L’architetto Gaetano Genovese, nato a Eboli nel 1795, è stato allievo del Niccolini, con cui lavorò all’ampliamento del Palazzo Reale (1824), divenendone in breve tempo il responsabile del restauro e decorazione architettonica degli interni. Nel 1837 Ferdinando II di Borbone gli affidò il compito di restaurare il Palazzo Reale alla Marina e, a partire dal 1839, di compiere alcuni lavori alla Reggia di Caserta, tra cui la realizzazione definitiva della sala del trono. Lavorò alla realizzazione e restauro di numerose chiese storiche, palazzi nobiliari e giardini del regno borbonico, di cui fu il maggiore esponente del gusto neoclassico.

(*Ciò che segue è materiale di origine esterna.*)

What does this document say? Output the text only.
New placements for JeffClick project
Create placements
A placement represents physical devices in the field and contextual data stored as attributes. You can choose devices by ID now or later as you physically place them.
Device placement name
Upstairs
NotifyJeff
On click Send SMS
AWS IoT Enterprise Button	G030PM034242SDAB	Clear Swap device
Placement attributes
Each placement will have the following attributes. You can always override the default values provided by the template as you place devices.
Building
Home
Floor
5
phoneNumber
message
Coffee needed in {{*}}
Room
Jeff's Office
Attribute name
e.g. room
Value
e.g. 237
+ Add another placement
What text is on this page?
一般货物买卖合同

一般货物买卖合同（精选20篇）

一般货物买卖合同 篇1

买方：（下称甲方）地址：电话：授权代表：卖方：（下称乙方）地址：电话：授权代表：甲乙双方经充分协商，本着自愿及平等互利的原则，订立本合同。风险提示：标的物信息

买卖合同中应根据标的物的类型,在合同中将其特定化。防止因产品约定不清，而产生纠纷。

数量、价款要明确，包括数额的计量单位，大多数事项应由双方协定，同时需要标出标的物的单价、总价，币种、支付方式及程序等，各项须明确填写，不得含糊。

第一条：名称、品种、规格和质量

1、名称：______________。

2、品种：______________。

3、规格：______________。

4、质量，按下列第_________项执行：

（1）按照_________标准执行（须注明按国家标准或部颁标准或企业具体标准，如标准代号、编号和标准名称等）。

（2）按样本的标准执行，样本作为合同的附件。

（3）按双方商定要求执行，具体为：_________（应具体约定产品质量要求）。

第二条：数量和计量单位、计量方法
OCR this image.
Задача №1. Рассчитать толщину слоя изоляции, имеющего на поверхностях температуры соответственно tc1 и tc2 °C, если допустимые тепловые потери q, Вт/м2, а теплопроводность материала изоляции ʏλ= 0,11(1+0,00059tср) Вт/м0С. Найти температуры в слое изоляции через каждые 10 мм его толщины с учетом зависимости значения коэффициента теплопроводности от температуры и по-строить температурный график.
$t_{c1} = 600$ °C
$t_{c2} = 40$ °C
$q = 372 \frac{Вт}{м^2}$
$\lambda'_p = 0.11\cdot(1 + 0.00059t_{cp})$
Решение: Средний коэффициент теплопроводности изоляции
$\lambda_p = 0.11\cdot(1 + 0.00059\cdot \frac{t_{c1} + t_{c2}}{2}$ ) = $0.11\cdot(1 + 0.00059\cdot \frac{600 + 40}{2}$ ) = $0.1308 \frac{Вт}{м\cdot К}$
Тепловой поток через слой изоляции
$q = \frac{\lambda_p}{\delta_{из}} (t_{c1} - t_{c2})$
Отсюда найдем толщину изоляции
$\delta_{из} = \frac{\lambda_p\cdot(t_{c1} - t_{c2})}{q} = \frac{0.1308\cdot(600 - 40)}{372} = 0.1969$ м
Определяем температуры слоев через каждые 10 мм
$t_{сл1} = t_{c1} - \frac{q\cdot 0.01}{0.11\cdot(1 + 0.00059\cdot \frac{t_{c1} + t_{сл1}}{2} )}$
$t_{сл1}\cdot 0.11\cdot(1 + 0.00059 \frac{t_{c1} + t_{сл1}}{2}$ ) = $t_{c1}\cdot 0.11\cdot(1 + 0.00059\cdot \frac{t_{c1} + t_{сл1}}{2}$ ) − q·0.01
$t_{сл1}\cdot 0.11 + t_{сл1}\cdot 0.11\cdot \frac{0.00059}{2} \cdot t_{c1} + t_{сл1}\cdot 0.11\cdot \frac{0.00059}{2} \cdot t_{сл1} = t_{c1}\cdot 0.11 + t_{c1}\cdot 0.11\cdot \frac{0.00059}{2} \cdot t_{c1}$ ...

PROGRAMMA DELLA GIORNATA DI STUDIO
ore 9.30: Registrazione dei partecipazione in piazza Santi Cosma e Damiano
– Presentazione della visita guidata nel centro storico e relazione sullo sviluppo urbanistico della città di Eboli a cura dell’architetto Francesca Spera
ore 10.00: Inizio della visita guidata *
– Percorso dei Mulini nell’area naturale dell’Ermice a cura del dottore forestale Michele Biondi
– Convento di San Pietro alli Marmi a cura dell’archeologo Alessio Scarpa
– Quartiere Artigianale detto “Le Fornaci Romane” a cura dell’archeologa Maria D’Andrea
ore 13.00: Pausa pranzo
ore 14.45: Registrazione dei partecipanti presso il complesso di San Francesco
ore 15.00: Visita al Museo Archeologico di Eboli
ore 16.30: Coffee break
ore 17.15: Inizio dei lavori nella Sala Comunale “Maurizio Mangrella” *
Saluti istituzionali:
– Dott. Massimo Cariello, sindaco del Comune di Eboli
– Arch. Pasquale Caprio, presidente Ordine degli Architetti Pianificatori, Paesaggisti e Conservatori della Provincia di Salerno
ore 17.45: Proiezione di un video sul centro Storico di Eboli
ore 18.00: Convegno “Paesaggi di Prossimità: da Eboli verso Matera, un viaggio nel cuore del Mezzogiorno”
Il progetto di trasformazione del territorio contemporaneo ci porta sempre più spesso a confrontarci con condizioni di risorse scarse e di spazi da preservare a fronte dell’elevata compromissione del patrimonio territoriale. Ciò accade in particolare in contesti localizzati “al margine”, debolmente urbanizzati e che si caratterizzano per un forte valore storico culturale. Proprio in queste circostanze sembra affermarsi con nuovi toni la centralità del ruolo dello spazio pubblico: questo rappresenta non solo l’ossatura e la materia irrinunciabile del disegno del progetto della città, ma anche l’elemento attorno al quale costruire politiche e progetti di trasformazione condivise tra i soggetti pubblici e privati, tra istituzioni e cittadini. Il convegno sviluppa una riflessione attraverso l’esplorazione di buone pratiche di progetto e/o azioni progettuali nello/dello spazio pubblico, in particolare legato alla riconversione di vuoti urbani.
Interventi:
– Ing. Marco Genovese, studioso e pronipote di Gaetano Genovese
– Prof.ssa Arch. Chiara Rizzi, Università degli Studi della Basilicata – DICEM Dipartimento delle Culture Europee e del Mediterraneo – Matera
– Prof.ssa Arch. Silvana Kuhtz, Università degli Studi della Basilicata – DICEM Dipartimento delle Culture Europee e del Mediterraneo – Matera
– Prof. Arch. Vito Cappiello, già docente ordinario di Architettura del Paesaggio Università degli Studi di Napoli Federico II
– Arch. Francesco Santoro, presidente AIAPP – Associazione Italiana Architettura del Paesaggio di Campania, Basilicata, Calabria
Comitato scientifico:
– Arch. Mariateresa D’Arco, consigliere dell’Ordine degli Architetti Pianificatori, Paesaggisti e Conservatori della Provincia di Salerno
– Arch. Francesca Fasanino, Università degli Studi della Basilicata – DICEM Dipartimento delle Culture Europee e del Mediterraneo – Matera
* La partecipazione alla visita guidata ed al convegno comporta, per ciascun evento, il riconoscimento di 4 CFU per gli Architetti iscritti all’Ordine.